Further, a display target area is input to the screen by the area input unit, the collimator determines an X-ray irradiation area based on the display target area, and the image enlarging means corresponds to the irradiation area. The X-ray fluoroscopic image thus obtained is subjected to image enlargement processing, and the X-ray fluoroscopic image subjected to the image enlargement processing is displayed on the screen, so that an easily viewable X-ray fluoroscopic image can be displayed on the screen. .

[Brief description of the drawings]

FIG. 1 is a block diagram showing a schematic configuration example of an X-ray fluoroscopic imaging apparatus according to the present invention.

FIG. 2 is a block diagram showing a schematic configuration example of a collimator control unit in FIG.

FIG. 3 is an explanatory diagram showing a positional relationship between an X-ray source, a collimator, and an II.

FIG. 4 is a flowchart showing steps from inputting a display target area on a screen to displaying an X-ray fluoroscopic image.

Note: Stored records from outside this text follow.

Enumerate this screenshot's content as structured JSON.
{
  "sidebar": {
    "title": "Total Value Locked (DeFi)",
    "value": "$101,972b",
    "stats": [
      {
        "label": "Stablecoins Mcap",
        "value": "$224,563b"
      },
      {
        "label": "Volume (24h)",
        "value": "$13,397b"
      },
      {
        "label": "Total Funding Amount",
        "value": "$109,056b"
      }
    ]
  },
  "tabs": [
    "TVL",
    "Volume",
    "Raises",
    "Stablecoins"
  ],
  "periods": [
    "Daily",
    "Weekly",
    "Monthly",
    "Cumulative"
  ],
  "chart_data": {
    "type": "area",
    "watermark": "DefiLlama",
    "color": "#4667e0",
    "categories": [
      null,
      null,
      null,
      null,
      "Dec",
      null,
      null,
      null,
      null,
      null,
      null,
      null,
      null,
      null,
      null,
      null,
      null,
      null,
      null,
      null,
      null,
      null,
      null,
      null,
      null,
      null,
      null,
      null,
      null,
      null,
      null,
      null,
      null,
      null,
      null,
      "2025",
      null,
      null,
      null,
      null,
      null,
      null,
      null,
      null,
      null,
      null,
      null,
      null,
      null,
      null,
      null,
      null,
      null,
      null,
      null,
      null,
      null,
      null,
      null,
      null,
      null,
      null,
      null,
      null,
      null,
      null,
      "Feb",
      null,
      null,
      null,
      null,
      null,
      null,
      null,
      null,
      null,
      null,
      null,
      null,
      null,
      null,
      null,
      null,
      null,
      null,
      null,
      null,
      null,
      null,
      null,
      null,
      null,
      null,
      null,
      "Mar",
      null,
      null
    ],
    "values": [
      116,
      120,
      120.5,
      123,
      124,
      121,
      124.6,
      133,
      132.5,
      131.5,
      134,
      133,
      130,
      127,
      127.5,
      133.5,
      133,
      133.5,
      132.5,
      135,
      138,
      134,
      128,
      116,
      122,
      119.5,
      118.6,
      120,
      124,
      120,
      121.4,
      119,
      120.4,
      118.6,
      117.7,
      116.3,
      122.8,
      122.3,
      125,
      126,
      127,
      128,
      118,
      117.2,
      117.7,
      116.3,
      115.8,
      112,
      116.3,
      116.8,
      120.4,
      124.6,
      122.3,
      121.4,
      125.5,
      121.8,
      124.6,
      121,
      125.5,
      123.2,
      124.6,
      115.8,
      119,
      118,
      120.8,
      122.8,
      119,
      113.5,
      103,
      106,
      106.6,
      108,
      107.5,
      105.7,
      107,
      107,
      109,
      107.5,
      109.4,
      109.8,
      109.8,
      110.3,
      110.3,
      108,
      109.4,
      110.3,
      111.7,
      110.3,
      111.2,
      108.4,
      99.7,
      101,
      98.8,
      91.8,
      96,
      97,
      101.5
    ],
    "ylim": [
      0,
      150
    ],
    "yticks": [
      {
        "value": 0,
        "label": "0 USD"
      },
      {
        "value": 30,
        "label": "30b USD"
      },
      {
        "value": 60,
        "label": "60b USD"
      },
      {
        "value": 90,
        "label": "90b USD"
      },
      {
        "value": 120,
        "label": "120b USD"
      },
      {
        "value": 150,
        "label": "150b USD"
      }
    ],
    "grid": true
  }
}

FIG. 5 is a diagram showing an example in which X-ray fluoroscopic images before and after image enlargement processing are displayed on a screen.

[Explanation of symbols]

 1 X-ray generation part 1b Collimator 13 Collimator control part 101a-d Collimator blade 131a-d Collimator position detection part 132a-d Collimator drive control part

Claims (2)

[Claims] 1. X from an X-ray generator having an X-ray source and a collimator for determining an irradiation area of X-rays generated by the X-ray source.
An X-ray image diagnostic apparatus which detects a line as detection data with an X-ray detector and displays the detection data as an X-ray fluoroscopic image on a screen, comprises an area input section for inputting a display target area on the screen, and the collimator The X-ray image diagnostic apparatus is characterized in that the X-ray irradiation area is determined based on the display target area. 2. A means for enlarging an image of detection data detected by the X-ray detector, wherein the collimator determines an X-ray irradiation area based on an input of the display target area of the area input section. The image enlargement processing means performs image enlargement processing on the X-ray fluoroscopic image obtained corresponding to the irradiation area, and displays the enlarged X-ray fluoroscopic image on the screen. X-ray diagnostic imaging device.